Trade groups have said the chemical review process has taken longer than the estimated 90 days and that risk evaluations included scenarios they deemed impractical and not science-based.
Additionally, Douglas Troutman has now been confirmed to lead the EPA’s Office of Chemical Safety and Pollution Prevention. Troutman said at his Senate confirmation hearing in October 2025 that he would work with Congress to address any gaps in TSCA.
While the EPA and Congress work to reform and alleviate federal chemical regulations, states have enacted laws to ban or regulate chemicals, such as perfluoroalkyl and polyfluoroalkyl substances.
While the federal government is modifying chemical regulations, state legislators have forged ahead with new laws over the past few years, with some taking effect in 2026.
Coming into the new year, state lawmakers have begun introducing more bills to establish or expand government oversight.

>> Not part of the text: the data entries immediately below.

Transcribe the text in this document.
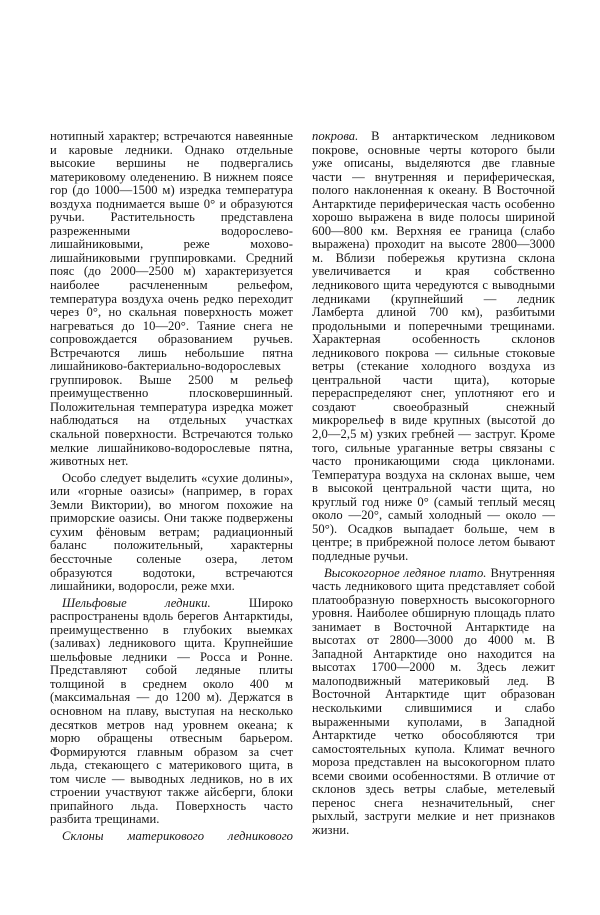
нотипный характер; встречаются навеянные и каровые ледники. Однако отдельные высокие вершины не подвергались материковому оледенению. В нижнем поясе гор (до 1000—1500 м) изредка температура воздуха поднимается выше 0° и образуются ручьи. Растительность представлена разреженными водорослево-лишайниковыми, реже моховo-лишайниковыми группировками. Средний пояс (до 2000—2500 м) характеризуется наиболее расчлененным рельефом, температура воздуха очень редко переходит через 0°, но скальная поверхность может нагреваться до 10—20°. Таяние снега не сопровождается образованием ручьев. Встречаются лишь небольшие пятна лишайниково-бактериально-водорослевых группировок. Выше 2500 м рельеф преимущественно плосковершинный. Положительная температура изредка может наблюдаться на отдельных участках скальной поверхности. Встречаются только мелкие лишайниково-водорослевые пятна, животных нет.

Особо следует выделить «сухие долины», или «горные оазисы» (например, в горах Земли Виктории), во многом похожие на приморские оазисы. Они также подвержены сухим фёновым ветрам; радиационный баланс положительный, характерны бессточные соленые озера, летом образуются водотоки, встречаются лишайники, водоросли, реже мхи.

Шельфовые ледники. Широко распространены вдоль берегов Антарктиды, преимущественно в глубоких выемках (заливах) ледникового щита. Крупнейшие шельфовые ледники — Росса и Ронне. Представляют собой ледяные плиты толщиной в среднем около 400 м (максимальная — до 1200 м). Держатся в основном на плаву, выступая на несколько десятков метров над уровнем океана; к морю обращены отвесным барьером. Формируются главным образом за счет льда, стекающего с материкового щита, в том числе — выводных ледников, но в их строении участвуют также айсберги, блоки припайного льда. Поверхность часто разбита трещинами.

Склоны материкового ледникового

покрова. В антарктическом ледниковом покрове, основные черты которого были уже описаны, выделяются две главные части — внутренняя и периферическая, полого наклоненная к океану. В Восточной Антарктиде периферическая часть особенно хорошо выражена в виде полосы шириной 600—800 км. Верхняя ее граница (слабо выражена) проходит на высоте 2800—3000 м. Вблизи побережья крутизна склона увеличивается и края собственно ледникового щита чередуются с выводными ледниками (крупнейший — ледник Ламберта длиной 700 км), разбитыми продольными и поперечными трещинами. Характерная особенность склонов ледникового покрова — сильные стоковые ветры (стекание холодного воздуха из центральной части щита), которые перераспределяют снег, уплотняют его и создают своеобразный снежный микрорельеф в виде крупных (высотой до 2,0—2,5 м) узких гребней — заструг. Кроме того, сильные ураганные ветры связаны с часто проникающими сюда циклонами. Температура воздуха на склонах выше, чем в высокой центральной части щита, но круглый год ниже 0° (самый теплый месяц около —20°, самый холодный — около —50°). Осадков выпадает больше, чем в центре; в прибрежной полосе летом бывают подледные ручьи.

Высокогорное ледяное плато. Внутренняя часть ледникового щита представляет собой платообразную поверхность высокогорного уровня. Наиболее обширную площадь плато занимает в Восточной Антарктиде на высотах от 2800—3000 до 4000 м. В Западной Антарктиде оно находится на высотах 1700—2000 м. Здесь лежит малоподвижный материковый лед. В Восточной Антарктиде щит образован несколькими слившимися и слабо выраженными куполами, в Западной Антарктиде четко обособляются три самостоятельных купола. Климат вечного мороза представлен на высокогорном плато всеми своими особенностями. В отличие от склонов здесь ветры слабые, метелевый перенос снега незначительный, снег рыхлый, заструги мелкие и нет признаков жизни.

Florida lawmakers have introduced state house and senate bills to ban aqueous firefighting foam containing PFAS. Massachusetts’ house representatives introduced a bill that aims to ban products such as food packaging, cookware and personal care containing PFAS as well as establish a reporting requirement. And New Hampshire legislators introduced a bill that could ban condoms made with the “forever chemicals.”